Stress: la sexualidad amenazada. Lic. Virginia Martínez Verdier

"Stress", palabra muy difundida en estos tiempos; y fundamentalmente, síndrome muy sufrido por un gran número de personas.

El stress es un conjunto de alteraciones biológicas y psíquicas provocadas por diversas agresiones sobre una persona. Ante un ataque, el organismo reacciona para defenderse; si el estímulo agresivo es muy largo, se producirá agotamiento. Este cansancio extremo es el stress.

La sexualidad es una energía que nos acompaña durante toda la vida. Esa energía nos conecta con el placer de hacer cosas que nos gustan: deportes, paseos, hobbies, y también hacer el amor.

Cuando nuestro organismo está atravesando situaciones de agotamiento, esa energía disponible para el placer debe ser utilizada para reponer las fuerzas de sobrevivencia cotidiana. Por lo cual, sólo queda como forma posible de vida, el cumplimiento de las obligaciones. El disfrute desaparece.

¿Qué situaciones llevan al stress? Suele creerse que, fundamentalmente, las razones laborales (exceso, tensiones, competencia, miedo a perder el trabajo, pérdida efectiva del trabajo, etc.). Sin embargo, las relaciones sociales, familiares o de pareja con alto grado de conflicto, perturban el equilibrio emocional, y, finalmente, este desequilibrio llega a manifestarse en síntomas orgánicos.

Con respecto a la sexualidad, una persona stressada no disfruta de su sexualidad ni puede hacer disfrutar a su pareja. La Respuesta Sexual (deseo, excitación y orgasmo) suele interferirse.

La ausencia de deseo es el trastorno sexual más frecuente que resulta del stress. Desaparecen "las ganas". Si igualmente la persona se obliga a "cumplir con el débito conyugal", es probable que aparezca la dificultad para excitarse. Aunque sucede en ambos sexos, en el varón se hace evidente ya que tendrá dificultades para lograr una erección completa. También el orgasmo puede empezar a desaparecer.
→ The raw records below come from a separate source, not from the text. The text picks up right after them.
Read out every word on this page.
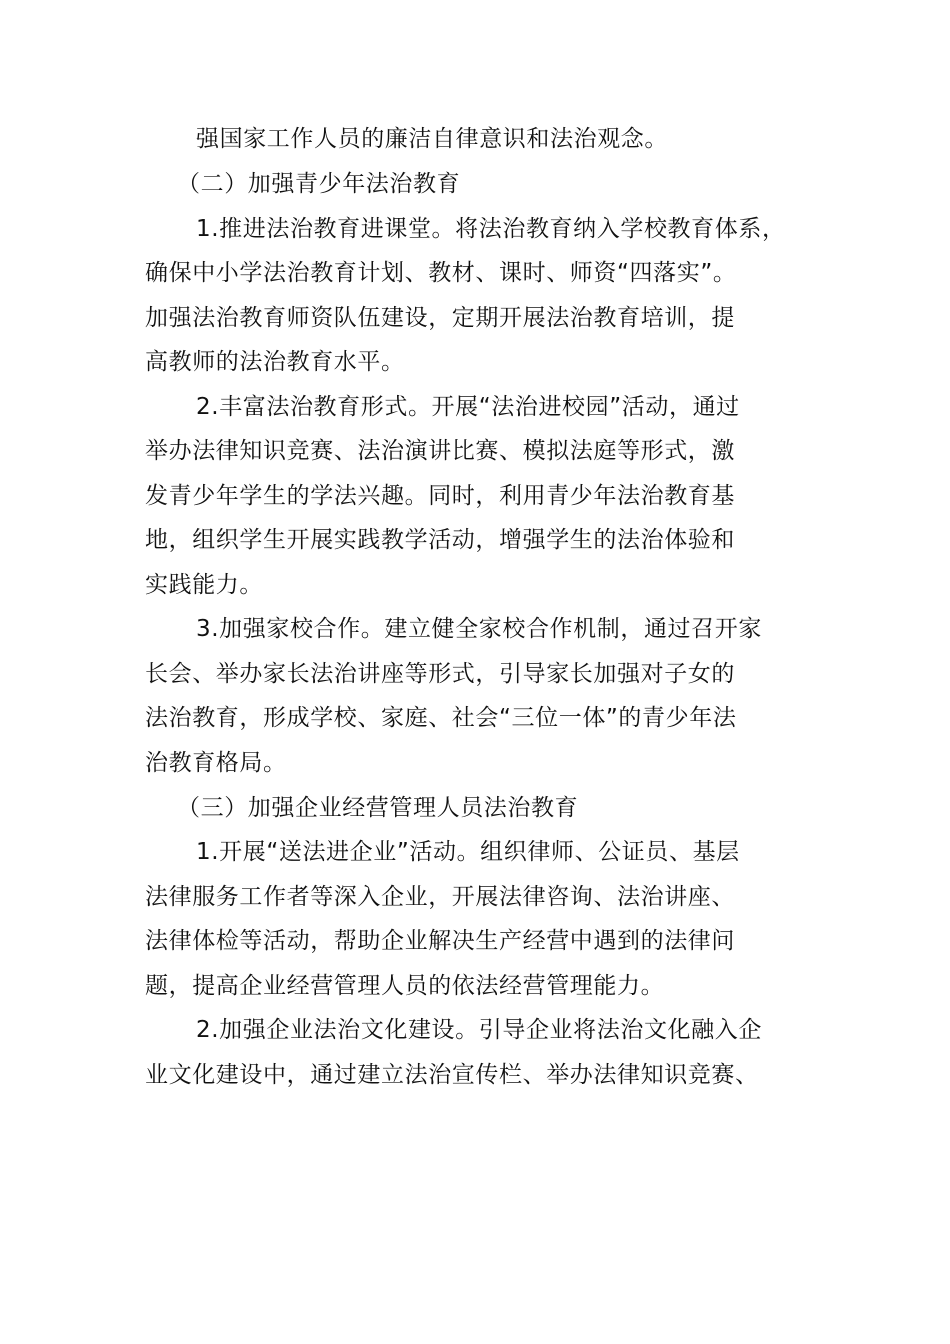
强国家工作人员的廉洁自律意识和法治观念。
（二）加强青少年法治教育
1.推进法治教育进课堂。将法治教育纳入学校教育体系，
确保中小学法治教育计划、教材、课时、师资“四落实”。
加强法治教育师资队伍建设，定期开展法治教育培训，提
高教师的法治教育水平。
2.丰富法治教育形式。开展“法治进校园”活动，通过
举办法律知识竞赛、法治演讲比赛、模拟法庭等形式，激
发青少年学生的学法兴趣。同时，利用青少年法治教育基
地，组织学生开展实践教学活动，增强学生的法治体验和
实践能力。
3.加强家校合作。建立健全家校合作机制，通过召开家
长会、举办家长法治讲座等形式，引导家长加强对子女的
法治教育，形成学校、家庭、社会“三位一体”的青少年法
治教育格局。
（三）加强企业经营管理人员法治教育
1.开展“送法进企业”活动。组织律师、公证员、基层
法律服务工作者等深入企业，开展法律咨询、法治讲座、
法律体检等活动，帮助企业解决生产经营中遇到的法律问
题，提高企业经营管理人员的依法经营管理能力。
2.加强企业法治文化建设。引导企业将法治文化融入企
业文化建设中，通过建立法治宣传栏、举办法律知识竞赛、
Cuando un trastorno sexual se va instalando en los encuentros sexuales de la pareja, comienza a estructurarse un círculo vicioso que produce, a su vez, insatisfacción, frustración y aumento del stress.
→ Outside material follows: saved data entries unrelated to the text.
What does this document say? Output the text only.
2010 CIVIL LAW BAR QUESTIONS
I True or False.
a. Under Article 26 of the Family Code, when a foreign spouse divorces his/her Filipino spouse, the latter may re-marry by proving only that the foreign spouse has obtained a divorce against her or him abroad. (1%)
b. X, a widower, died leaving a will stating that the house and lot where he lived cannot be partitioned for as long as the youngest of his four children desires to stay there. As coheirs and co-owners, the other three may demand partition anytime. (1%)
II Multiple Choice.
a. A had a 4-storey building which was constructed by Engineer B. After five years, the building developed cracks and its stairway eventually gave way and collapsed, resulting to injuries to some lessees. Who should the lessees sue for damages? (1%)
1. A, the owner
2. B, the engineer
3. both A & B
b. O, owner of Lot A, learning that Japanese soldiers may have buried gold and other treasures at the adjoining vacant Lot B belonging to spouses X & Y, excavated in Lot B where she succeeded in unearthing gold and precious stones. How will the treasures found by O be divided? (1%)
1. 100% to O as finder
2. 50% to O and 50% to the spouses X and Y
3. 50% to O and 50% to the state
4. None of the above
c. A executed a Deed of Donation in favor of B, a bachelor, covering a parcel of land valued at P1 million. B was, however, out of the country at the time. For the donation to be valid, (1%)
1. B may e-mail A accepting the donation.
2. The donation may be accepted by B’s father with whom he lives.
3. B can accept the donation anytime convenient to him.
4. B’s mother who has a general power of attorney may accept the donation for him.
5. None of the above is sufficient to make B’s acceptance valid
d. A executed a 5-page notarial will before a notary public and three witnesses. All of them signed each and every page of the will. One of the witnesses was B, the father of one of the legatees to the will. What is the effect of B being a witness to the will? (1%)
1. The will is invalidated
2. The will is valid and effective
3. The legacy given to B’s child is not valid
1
Algunas personas en estado de agotamiento psicofísico, tienden a negar este agotamiento y se muestran hiperactivas en su vida diaria. Suelen usar los momentos sexuales para descargar mecánicamente tensiones y ansiedades; no registran concientemente la insatisfacción, pero sí lo hace su organismo que suele reaccionar a través de diferentes síntomas psicosomáticos: cardíacos, digestivos, alérgicos, sexuales, etc.

Existen situaciones críticas cuya solución depende de la persona que las sufre; otras, cuya solución depende del paso del tiempo; otras, cuya solución depende de otros; y otras que son irresolubles.

El primer paso para comenzar a solucionarlas es tomar conciencia de ellas y de su influencia negativa sobre la vida personal y la salud; organizar estrategias concientes de lucha; y pedir ayuda. Una mano amiga, una oreja, un hombro donde poder llorar, hacen milagros.